The statue was the result of a promise made by Fulgencio Batista’s wife – Batista was president of Cuba in the ‘40s and ‘50s. She feared for her life after an attack on the Presidential Palace. She needed a Christ to bless the city and to protect her husband.
A call was made for all artists, and it was Jilma Madera’s proposal that was finally chosen.
The sculptor moved to Rome to oversee the work. It isn’t a single piece, but is made up of different Carrara marble blocks. El Cristo was blessed by Pope Pius XII before reaching the island and was inaugurated in 1958.
Being outside, it suffered physical damages to its structure, in 1961, 1962 and 1986, the first time because it didn’t have lightning rods; and later because of environmental pollution, that led to salt crust, stains and detachment.
In 2013, a rigorous study was carried out for its reconstruction. The team working on it were awarded the National Monument Conservation Award.
At 20 meters tall, and a 3 meter base, it displays all of its beauty. I have read that its sculptor designed him like a man, not like a supernatural figure.
The scorching sun shines over the statue for the most part of the day, but there are always visitors in the area regardless, taking pictures of him.
The panoramic view from this height is like a post card of Havana, with its wonders, overlooking its interior aspects, its poverty.
When I got there, a Chinese puppy caught my attention, who was chasing after the tourists as they walked around.
I tried to call him over to take a photo, but he ignored me. Until I was able to capture his funny look.
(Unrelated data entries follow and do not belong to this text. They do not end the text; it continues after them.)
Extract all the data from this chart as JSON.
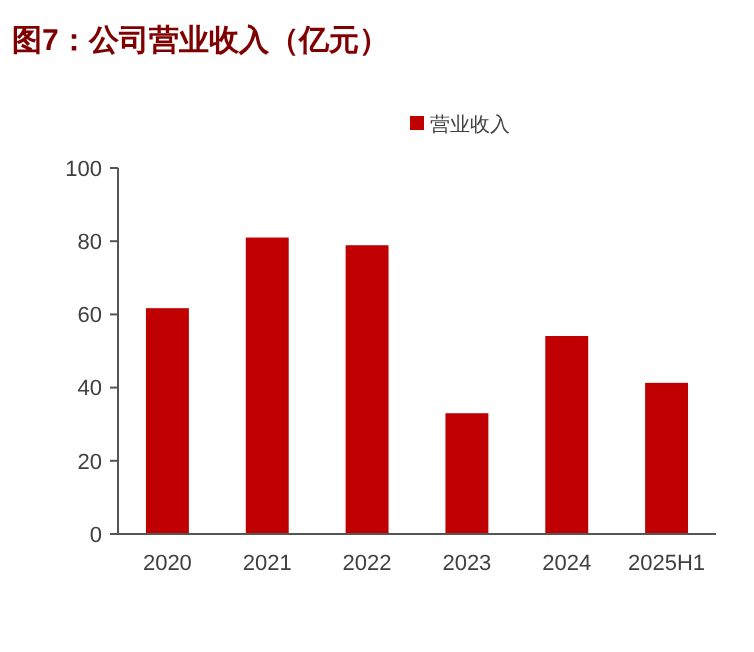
{
  "chart_data": {
    "type": "bar",
    "title": "图7：公司营业收入（亿元）",
    "categories": [
      "2020",
      "2021",
      "2022",
      "2023",
      "2024",
      "2025H1"
    ],
    "series": [
      {
        "name": "营业收入",
        "color": "#c00000",
        "values": [
          61.7,
          81,
          78.9,
          33,
          54.1,
          41.3
        ]
      }
    ],
    "ylim": [
      0,
      100
    ],
    "yticks": [
      0,
      20,
      40,
      60,
      80,
      100
    ],
    "grid": false,
    "legend": "top"
  }
}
Getting to El Cristo isn’t difficult at all. On Avenida del Puerto, at the Emboque de Luz, the boat terminal, you take the one heading for Casablanca. The journey is only 9 minutes long.
It’s nice to enjoy the seascape, on your way there and back, seeing the buildings on both sides. While Casablanca is quite an ugly town, it’s interesting to see the little houses people have built on the hillside before reaching Cristo, many of them on sheer strips.
There are two paths to go up and come down, one is a long and steep staircase. The other skirts along the hill, surrounded by a stone wall, a circular path, which allows you to enjoy the distant landscape of the other shore, and the greenery of the plants.